| >Python somehow magically slices unicode strings without chopping characters in half. You need a byte offset to slice a string, and it's impossible to convert from a Unicode rune offset to a byte offset without parsing the entire string up until that point. I'm not all that familiar with Python, but if the language works as you implied, it is basically doing this behind the scenes in common string processing tasks: 1. The user uses some kind of pattern matching function or whatever to find where they want to split the string. Python returns a rune index.
2. The user tells Python to go split apart that string along a rune index. It promptly begins parsing the string all over again until it finds the right byte boundaries.
3. The language then actually creates the new string in between the byte boundaries.
Sure, a Python implementation could statically optimize this, but... why should it have to in the first place?
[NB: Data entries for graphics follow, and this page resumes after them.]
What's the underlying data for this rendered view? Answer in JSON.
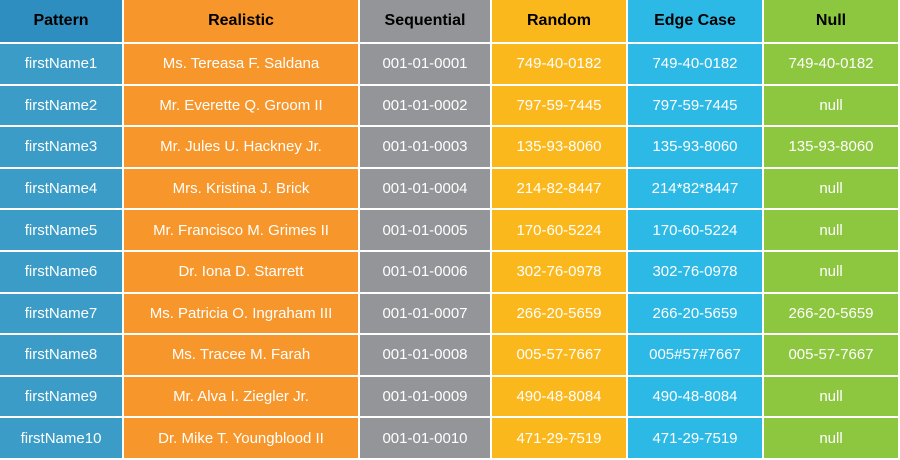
{
  "colors": {
    "pattern": "#3a9cc7",
    "realistic": "#f7962a",
    "sequential": "#939598",
    "random": "#fbb81c",
    "edge_case": "#2cb9e6",
    "null": "#8dc63f"
  },
  "table": {
    "headers": [
      "Pattern",
      "Realistic",
      "Sequential",
      "Random",
      "Edge Case",
      "Null"
    ],
    "rows": [
      [
        "firstName1",
        "Ms. Tereasa F. Saldana",
        "001-01-0001",
        "749-40-0182",
        "749-40-0182",
        "749-40-0182"
      ],
      [
        "firstName2",
        "Mr. Everette Q. Groom II",
        "001-01-0002",
        "797-59-7445",
        "797-59-7445",
        "null"
      ],
      [
        "firstName3",
        "Mr. Jules U. Hackney Jr.",
        "001-01-0003",
        "135-93-8060",
        "135-93-8060",
        "135-93-8060"
      ],
      [
        "firstName4",
        "Mrs. Kristina J. Brick",
        "001-01-0004",
        "214-82-8447",
        "214*82*8447",
        "null"
      ],
      [
        "firstName5",
        "Mr. Francisco M. Grimes II",
        "001-01-0005",
        "170-60-5224",
        "170-60-5224",
        "null"
      ],
      [
        "firstName6",
        "Dr. Iona D. Starrett",
        "001-01-0006",
        "302-76-0978",
        "302-76-0978",
        "null"
      ],
      [
        "firstName7",
        "Ms. Patricia O. Ingraham III",
        "001-01-0007",
        "266-20-5659",
        "266-20-5659",
        "266-20-5659"
      ],
      [
        "firstName8",
        "Ms. Tracee M. Farah",
        "001-01-0008",
        "005-57-7667",
        "005#57#7667",
        "005-57-7667"
      ],
      [
        "firstName9",
        "Mr. Alva I. Ziegler Jr.",
        "001-01-0009",
        "490-48-8084",
        "490-48-8084",
        "null"
      ],
      [
        "firstName10",
        "Dr. Mike T. Youngblood II",
        "001-01-0010",
        "471-29-7519",
        "471-29-7519",
        "null"
      ]
    ]
  }
}
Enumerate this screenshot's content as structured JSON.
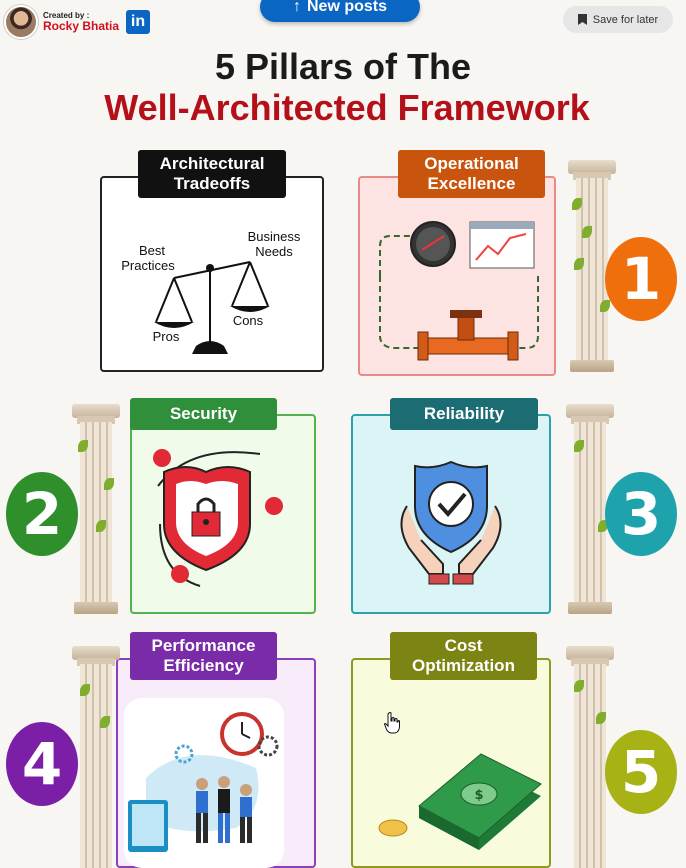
{
  "header": {
    "created_by": "Created by :",
    "author_name": "Rocky Bhatia",
    "linkedin_logo": "in",
    "new_posts": "New posts",
    "save_for_later": "Save for later"
  },
  "title": {
    "line1": "5 Pillars of The",
    "line2": "Well-Architected Framework"
  },
  "cards": {
    "tradeoffs": {
      "label_line1": "Architectural",
      "label_line2": "Tradeoffs",
      "best_line1": "Best",
      "best_line2": "Practices",
      "business_line1": "Business",
      "business_line2": "Needs",
      "pros": "Pros",
      "cons": "Cons"
    },
    "operational": {
      "label_line1": "Operational",
      "label_line2": "Excellence",
      "number": "1"
    },
    "security": {
      "label": "Security",
      "number": "2"
    },
    "reliability": {
      "label": "Reliability",
      "number": "3"
    },
    "performance": {
      "label_line1": "Performance",
      "label_line2": "Efficiency",
      "number": "4"
    },
    "cost": {
      "label_line1": "Cost",
      "label_line2": "Optimization",
      "number": "5"
    }
  },
  "colors": {
    "title_red": "#b3101a",
    "linkedin_blue": "#0a66c2",
    "orange": "#f06f0d",
    "green": "#2f8f2b",
    "teal": "#1ea3ad",
    "purple": "#7c1fa7",
    "olive": "#a7b214"
  },
  "icons": [
    "up-arrow-icon",
    "bookmark-icon",
    "scale-icon",
    "gauge-icon",
    "line-chart-icon",
    "pipe-valve-icon",
    "shield-lock-icon",
    "hands-shield-check-icon",
    "clock-gears-icon",
    "money-stack-icon",
    "hand-cursor-icon"
  ]
}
That's fucking stupid and should be considered a language bug when it could be doing this: 1. User pattern matches blah blah blah and gets a byte index.
2. User tells their sane language to split the string apart at the byte index and it just does so.
>I know real programmers keep the byte boundaries for all the chars in all their strings in their head at all timesWhen the hell would you have to remember the byte or rune boundaries for characters in the first place? Why would you be slicing up a string with magic number indices? If you're getting indices from pattern matching functions, you shouldn't care whether they're in bytes or bits or nibbles, you should just be passing them on to your language's split routines (or whatever else you wanted to do). Unless, of course, you're the one actually writing low-level string processing routines, in which case rune offsets are far less useful than byte offsets for the reason explained above. This Python "feature" seems to exist entirely to keep newbies from getting confused when they attempt to slice up strings in their REPL, for I cannot fathom a reason why anyone would write "s[1:4]" in production code. IIRC, Python was designed for pedagogy, so I'm not surprised that it would take on such a pointless implementation cost just to spare teachers from explaining why "s[1:4] gave me question marks" |
This might explain why my comments seem like heresy to you. I would point out that the OP is about Python programmers switching to Go.